Auguste Comte, Cours de Philosophie positive, 4de dr. 1877, 6 tomes.

Em. Durkheim, Les régies de la méthode sociologique, 9de druk 1938.

R. von Mises, Kleines Lehrbuch des Positivismus. Einführung in die empiristische Wissenschaftsauffassung, 1939.

Weliswaar maakt Comte geen principieel onderscheid tussen instinct en intellect, maar hij acht het onderscheid slechts daarin gelegen, dat het intellect veranderlijk is en zich vermag aan te passen aan de bestaansvoorwaarden en de omgeving (milieu). Ook wordt geen onbelangrijke plaats toegekend aan de materiële en in het algemeen aan de natuurlijke gegevens (klimaat, bodem, ras, fysieke gesteldheid), waarvan de ontwikkeling van het intellect afhankelijk is. Niettemin is het intellect een zelfstandige en hoogst belangrijke factor in de menselijke maatschappij, zozeer zelfs, dat Comte de gehele ontwikkeling der mensheid, die zich voornamelijk bij de élite voltrekt, laat samenvallen met de evolutie van het weten en van het intellect.

Een verdere doorvoering van de positivistische beschouwing omtrent de mens en de cultuur en in verband hiermede ook omtrent de geschiedenis van de cultuur, die er van uitgaat, dat een toereikende oplossing van alle problemen gevonden kan worden, wanneer men de mens uitsluitend beschouwt als een natuurwezen of als een hogere diersoort, biedt het naturalisme. Alle hogere functies en dienovereenkomstig ook alle hogere cultuuruitingen van de mens laten zich in de meest letterlijke zin van het woord op natuurlijke wijze begrijpen en verklaren als resultante van telkens op zich zelf genomen reeds bekende biologische factoren of verschijnselen.

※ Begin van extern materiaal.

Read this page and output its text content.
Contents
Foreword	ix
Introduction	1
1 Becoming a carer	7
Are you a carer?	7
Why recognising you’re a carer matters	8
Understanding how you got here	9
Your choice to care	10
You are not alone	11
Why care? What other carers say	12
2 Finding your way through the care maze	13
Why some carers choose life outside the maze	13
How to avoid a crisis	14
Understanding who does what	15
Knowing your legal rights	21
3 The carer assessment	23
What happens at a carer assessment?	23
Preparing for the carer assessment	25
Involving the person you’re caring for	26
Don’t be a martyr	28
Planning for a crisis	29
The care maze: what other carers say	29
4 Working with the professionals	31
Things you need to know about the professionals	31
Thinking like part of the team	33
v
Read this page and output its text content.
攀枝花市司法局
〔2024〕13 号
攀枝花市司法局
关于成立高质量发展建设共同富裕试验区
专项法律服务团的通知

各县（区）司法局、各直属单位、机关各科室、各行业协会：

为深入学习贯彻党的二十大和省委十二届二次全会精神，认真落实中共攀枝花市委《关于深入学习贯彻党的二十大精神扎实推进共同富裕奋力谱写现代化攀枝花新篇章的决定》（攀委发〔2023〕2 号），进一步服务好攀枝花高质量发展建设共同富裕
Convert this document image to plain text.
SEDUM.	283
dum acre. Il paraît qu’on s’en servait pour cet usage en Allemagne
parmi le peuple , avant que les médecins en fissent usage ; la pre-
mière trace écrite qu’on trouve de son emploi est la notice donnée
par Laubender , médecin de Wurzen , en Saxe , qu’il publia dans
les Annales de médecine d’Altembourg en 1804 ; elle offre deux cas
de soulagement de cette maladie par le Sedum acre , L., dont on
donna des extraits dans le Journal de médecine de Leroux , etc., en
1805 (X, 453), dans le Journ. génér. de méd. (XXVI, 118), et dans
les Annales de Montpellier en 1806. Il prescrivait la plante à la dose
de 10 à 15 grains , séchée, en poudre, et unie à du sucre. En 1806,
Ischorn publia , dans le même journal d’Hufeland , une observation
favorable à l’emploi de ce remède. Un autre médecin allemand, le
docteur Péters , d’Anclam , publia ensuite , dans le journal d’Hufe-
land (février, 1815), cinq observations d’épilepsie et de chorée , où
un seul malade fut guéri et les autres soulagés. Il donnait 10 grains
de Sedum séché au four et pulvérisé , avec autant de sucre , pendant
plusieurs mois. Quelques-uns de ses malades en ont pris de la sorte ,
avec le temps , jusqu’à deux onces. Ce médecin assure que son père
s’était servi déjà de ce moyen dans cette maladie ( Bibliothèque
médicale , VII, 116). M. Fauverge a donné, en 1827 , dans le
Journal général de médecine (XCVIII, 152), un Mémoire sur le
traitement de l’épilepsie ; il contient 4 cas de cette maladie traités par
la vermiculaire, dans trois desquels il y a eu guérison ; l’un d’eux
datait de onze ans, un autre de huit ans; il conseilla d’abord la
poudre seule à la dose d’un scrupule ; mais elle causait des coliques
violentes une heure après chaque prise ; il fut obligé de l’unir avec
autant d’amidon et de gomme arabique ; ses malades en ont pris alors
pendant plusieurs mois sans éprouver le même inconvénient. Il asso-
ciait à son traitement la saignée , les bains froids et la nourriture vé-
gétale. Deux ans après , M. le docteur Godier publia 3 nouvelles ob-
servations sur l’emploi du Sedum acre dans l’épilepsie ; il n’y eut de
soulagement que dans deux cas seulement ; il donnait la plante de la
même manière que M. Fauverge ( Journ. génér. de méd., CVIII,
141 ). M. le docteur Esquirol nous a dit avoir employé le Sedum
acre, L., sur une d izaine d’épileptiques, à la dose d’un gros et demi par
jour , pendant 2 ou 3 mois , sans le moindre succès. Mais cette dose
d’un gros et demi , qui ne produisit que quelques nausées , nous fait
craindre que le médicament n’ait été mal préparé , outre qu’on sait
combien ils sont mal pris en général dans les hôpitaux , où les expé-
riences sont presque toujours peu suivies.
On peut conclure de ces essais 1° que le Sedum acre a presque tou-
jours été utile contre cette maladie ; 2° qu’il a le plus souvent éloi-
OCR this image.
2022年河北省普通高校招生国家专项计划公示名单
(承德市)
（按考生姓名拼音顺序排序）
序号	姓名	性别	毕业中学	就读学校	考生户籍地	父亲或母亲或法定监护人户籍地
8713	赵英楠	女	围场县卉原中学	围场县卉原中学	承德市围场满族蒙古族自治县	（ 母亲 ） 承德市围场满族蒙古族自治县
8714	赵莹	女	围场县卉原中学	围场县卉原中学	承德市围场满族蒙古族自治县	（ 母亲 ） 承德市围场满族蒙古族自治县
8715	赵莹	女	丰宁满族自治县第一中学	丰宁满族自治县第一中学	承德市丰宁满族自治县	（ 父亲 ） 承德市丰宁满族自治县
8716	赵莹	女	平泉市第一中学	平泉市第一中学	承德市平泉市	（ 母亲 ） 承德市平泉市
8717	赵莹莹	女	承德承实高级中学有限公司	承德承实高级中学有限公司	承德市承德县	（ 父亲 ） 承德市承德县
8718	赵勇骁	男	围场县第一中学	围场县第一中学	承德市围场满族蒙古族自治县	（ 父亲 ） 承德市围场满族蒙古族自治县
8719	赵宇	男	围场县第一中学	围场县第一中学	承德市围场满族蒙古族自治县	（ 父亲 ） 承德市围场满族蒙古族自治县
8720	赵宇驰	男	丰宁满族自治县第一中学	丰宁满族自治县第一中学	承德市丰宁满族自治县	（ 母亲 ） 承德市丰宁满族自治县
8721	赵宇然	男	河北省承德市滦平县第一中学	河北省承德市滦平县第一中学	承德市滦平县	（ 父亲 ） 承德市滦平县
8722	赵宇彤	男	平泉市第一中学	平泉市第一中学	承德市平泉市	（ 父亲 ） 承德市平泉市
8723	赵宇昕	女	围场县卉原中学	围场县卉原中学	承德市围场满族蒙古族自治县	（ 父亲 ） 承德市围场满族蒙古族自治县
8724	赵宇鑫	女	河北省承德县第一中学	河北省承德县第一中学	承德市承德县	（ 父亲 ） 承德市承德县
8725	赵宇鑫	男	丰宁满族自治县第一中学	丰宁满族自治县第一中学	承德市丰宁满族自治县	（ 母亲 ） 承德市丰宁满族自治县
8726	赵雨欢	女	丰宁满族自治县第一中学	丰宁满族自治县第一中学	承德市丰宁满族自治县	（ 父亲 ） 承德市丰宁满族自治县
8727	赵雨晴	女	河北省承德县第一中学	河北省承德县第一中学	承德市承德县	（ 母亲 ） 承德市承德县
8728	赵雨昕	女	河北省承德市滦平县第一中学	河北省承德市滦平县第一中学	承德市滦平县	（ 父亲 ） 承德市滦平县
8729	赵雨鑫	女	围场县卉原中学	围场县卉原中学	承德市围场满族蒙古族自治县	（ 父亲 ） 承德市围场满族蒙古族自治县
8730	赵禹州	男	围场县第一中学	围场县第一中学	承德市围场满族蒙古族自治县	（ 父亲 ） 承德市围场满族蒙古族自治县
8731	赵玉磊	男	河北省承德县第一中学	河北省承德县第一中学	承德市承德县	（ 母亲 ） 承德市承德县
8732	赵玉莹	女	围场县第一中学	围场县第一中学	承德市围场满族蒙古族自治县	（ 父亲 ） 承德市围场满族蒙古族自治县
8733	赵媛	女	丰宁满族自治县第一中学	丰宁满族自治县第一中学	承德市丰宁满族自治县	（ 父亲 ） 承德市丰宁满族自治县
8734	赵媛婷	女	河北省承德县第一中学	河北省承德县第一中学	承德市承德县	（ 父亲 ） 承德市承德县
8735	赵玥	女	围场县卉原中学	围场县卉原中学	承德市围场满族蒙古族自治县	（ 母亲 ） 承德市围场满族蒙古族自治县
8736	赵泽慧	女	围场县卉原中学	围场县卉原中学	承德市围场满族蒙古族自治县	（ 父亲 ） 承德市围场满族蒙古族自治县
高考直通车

Het naturalisme treedt in allerlei schakeringen op, naarmate aan een bepaalde natuurfactor beslissende betekenis wordt toegekend: als rassentheorie, verklaring uit milieu, erfelijkheid, klimaat, of ook uit het driftensysteem (Nietzsche, de wil tot macht; Freud, verdringing van driften), of ook tenslotte, wanneer het historisch gebeuren uitsluitend beschouwd wordt als een natuurnoodwendig gebeuren. Men treft ook wel naturalistische trekken aan in theorieën als het marxisme en het positivisme, zonder dat men evenwel kan zeggen, dat zij kenmerkend zijn voor de gehele theorie als zodanig.

Het is naast Ch. Darwin (1809-1882) vooral H. Spencer (1820-1903) geweest, die een naturalistische verklaring heeft gegeven van het ontstaan en de ontwikkeling van mens en cultuur. Alle evolutietheorieën gaan direct of indirect terug tot de door deze denker geponeerde theorie.

Onder evolutie verstaat Spencer als grondwet van alle veranderingen van het bestaande: vooruitgang van een onsamenhangende gelijksoortigheid tot een samenhangende verscheidenheid (toenemende differentiatie met gelijktijdig toenemende integratie). Men kan deze definitie ook kortweg weergeven als de vooruitgang van het aggregaat tot het systeem.

Deze formule zou gelden van de wereld in het algemeen, maar ook van verschillende aggregaten binnen deze wereld (oernevel, aarde, organisch leven). Tenslotte geldt dit ook van de menselijke maatschappij. Leven is ‘voortdurende aanpassing van innerlijke aan uiterlijke betrekkingen’. De strijd om het bestaan en de daardoor bewerkte selectie en de aanpassing aan het milieu beheersen de wereld van de mens op dezelfde wijze als die van het dier. De evolutie kent hierbij ook een keerzijde, het wegkwijnen en vergaan van organen en functies (dissolutie). Ook kunnen organen in de loop van de tijd een andere functie krijgen.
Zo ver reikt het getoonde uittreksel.